Alors on est parti vers l’agilité ? A un moment il faudra estimer les user-stories (vous les appelez macro-tâches ou autre, ce n’est pas important). Nous avons besoin de savoir ce que l’on peut faire dans une itération, pour avoir un minimum de planification.

En particulier dans Scrum on évite d’estimer en vrais jours, pour plusieurs raisons (j’en  présenterai certaines plus tard). Chaque équipe trouve une façon d’abstraire le problème à un niveau suffisamment simple, mais en même temps assez pratique pour s’organiser : certaines équipes utilisent les tailles de t-shirts (XS de XXXL), d’autres la suite de Fibonacci (1,2,3,5,8…). Parfois on commence avec les “jours idéaux” et petit à petit nous arrivons à les convertir en quelque chose de plus abstrait. Le but est de trouver une approximation satisfaisante du temps relatif à développer une fonctionnalité, à +/- 50% par user story. C’est exactement cette notion d’approximation qui permet aux équipes d’estimer rapidement les stories. L’acceptation de cette approximation fait qu’en Scrum on n’utilise pratiquement jamais des chiffres exacts en jours (au contraire d’autres méthodologies agiles).

Parmi les échelles à utiliser, la séquence Fibonacci est la plus répandue, parce qu’elle permet une estimation rapide ET qu’elle permet d’ajouter les estimations pour voir au total combien de stories nous pouvons faire par itération. C’est facile de dire “nous estimons que nous faisons 120 points par itération” et chercher une série des stories avec un coût total d’à peu près 120 – c’est plus difficile quand il faut ajouter 2 stories “Extra Small” à 3 autres “Large”.

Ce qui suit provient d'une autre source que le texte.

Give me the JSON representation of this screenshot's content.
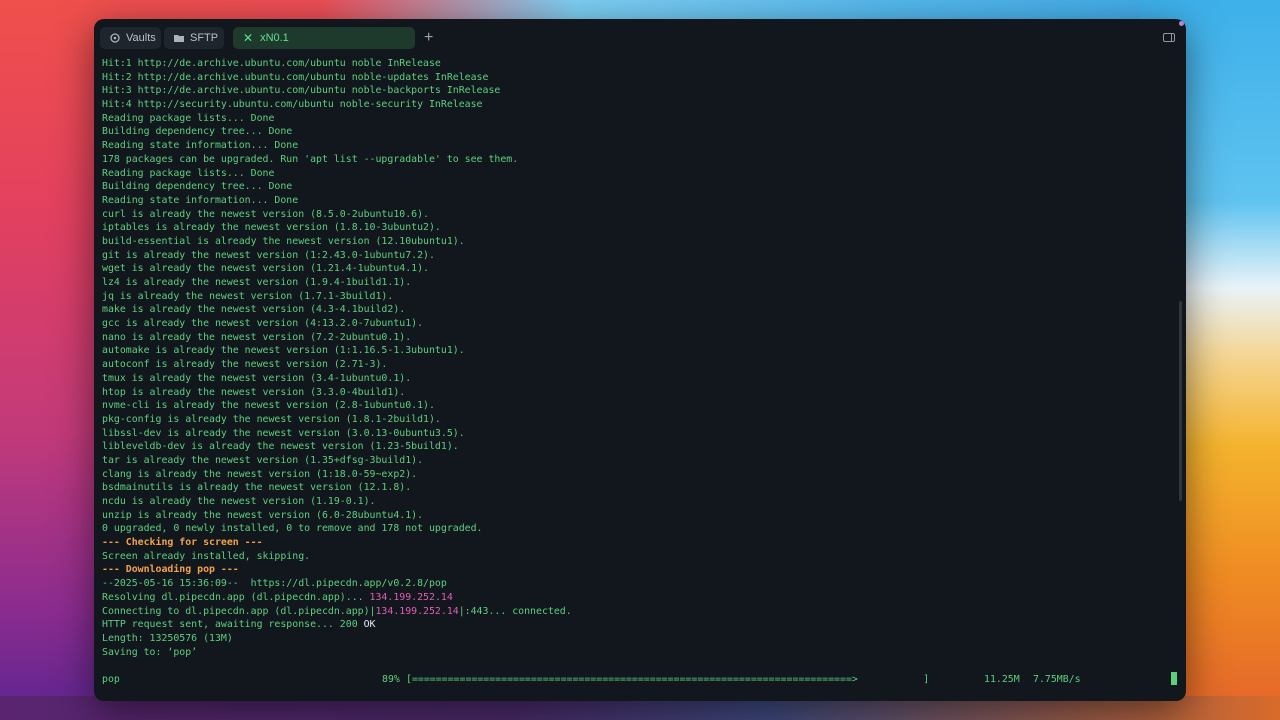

La précision de la méthode

Je vous préviens : c’est le moment où vous aurez des frissons. Soit parce que vous vous y connaissez assez en statistique pour comprendre que la méthode est loin d’être exacte, soit parce que vous n’en connaissez pas assez et les paragraphes suivants vont vous fatiguer. Dans le second cas, vous pouvez passer directement aux conclusions.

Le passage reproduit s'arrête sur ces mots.